Che cosa significa la fine della “internet neutrality” negli Usa

Dopo la decisione della Fcc, cosa potrebbe succedere?

DIC 15, 2017 -

Roma, (askanews) – Una decisione che rivoluzionerà il mercato dei servizi su internet negli Stati Uniti, ma non nell’interesse dei cittadini-consumatori né di molte aziende, piccole e grandi, bensì essenzialmente dei grandi internet service providers (Isp): è l’abrogazione, decisa dalla Federal Communications Commission degli Stati Uniti, della regolamentazione dell’era Obama che aveva fissato il principio della “net neutrality”, la neutralità di internet.

In sostanza, e cercando di semplificare al massimo un tema molto complesso, d’ora in avanti i grandi provider americani (essenzialmente Verizon, ComCast ed At&T) non dovranno più rispettare l’obbligo di non discriminazione rispetto al contenuto nella loro fornitura della connessione internet.
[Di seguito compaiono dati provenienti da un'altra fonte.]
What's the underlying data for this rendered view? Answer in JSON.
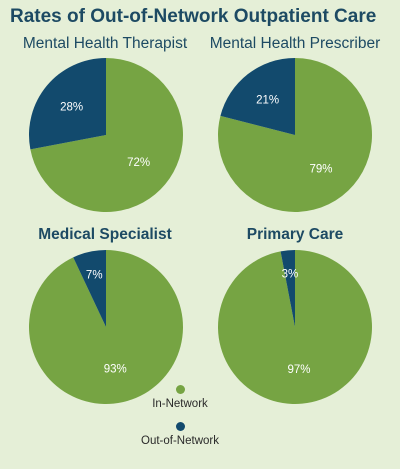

In altre parole, oltre a stabilire – come è accaduto finora – che a seconda dei pacchetti economici sottoscritti si possa navigare per un tot di ore o giga al mese, i provider potranno stabilire a quali contenuti gli utenti possono avere accesso (ad esempio, Google, Facebook, siti di news, siti di public e-mail, siti di giochi online ecc. ecc., qualsiasi tipologia), e a quale velocità, a seconda di quanto pagano, vendendo di fatto dei pacchetti concettualmente simili a quelle della TV via cavo a pagamento americane.

Questa politica non si applicherebbe soltanto agli utenti privati, ma anche alle aziende che vogliono fornire servizi attraverso internet, appunto da Google fino alle più piccole start-up, con ricadute a cascata sull’intero sistema. La decisione è stata adottata con un voto di 3 a 2 nella Federal communications commission, con i membri repubblicani (incluso il presidente della Fcc Ajit Pai, avvocato con un passato in Verizon), a favore dell’abrogazione e i due democratici contrari.

I sostenitori della net neutrality, che si oppongono con veemenza alla decisione della Fcc, affermano che in questo modo viene abolito un principio “democratico” secondo il quale gli utenti (imprese piccole e grandi, cittadini poveri o ricchi, che vivono in città o in zone rurali) non possono essere discriminati nei contenuti che offrono o ricevono online sulla base di quanto sono in grado di pagare. Un principio che consente al potenziale informativo e di comunicazione della rete di raggiungere potenzialmente tutti e con relativamente pochissimi limiti, aiutando quindi anche le forze più innovative della società ad affermarsi, perché non vengono discriminate quando sono ancora piccole e isolate, siano esse start-up, ricercatori o blogger. Fra i sostenitori della neutralità della rete ci sono anche grandi giganti come Facebook, Google, e Netflix, preoccupati del fatto che con la deregolamentazione della Fcc finirebbero con l’avere meno clienti, o comunque a condizioni più svantaggiose.

I fautori della fine della net neutrality, invece, sostengono che le regolamentazioni fissate nell’era Obama hanno ostacolato gli investimenti nella banda larga e ultralarga e costituiscono indebite intrusioni dei regolatori nella libertà di mercato dei provider (che però negli Stati Uniti sono di fatto un oligopolio).

Il pubblico americano è nei sondaggi favorevole nella stragrande maggioranza alla neutralità della rete, indipendentemente dalle simpatie politiche: una serie di ricorsi di numerose associazioni contro la decisione della Fcc dovrebbero essere raggruppati davanti a una delle 12 Corti di Appello federali degli Stati Uniti: la decisione del giudizio di appello sarà fortemente influenzata da quale delle corti sarà investita della vicenda.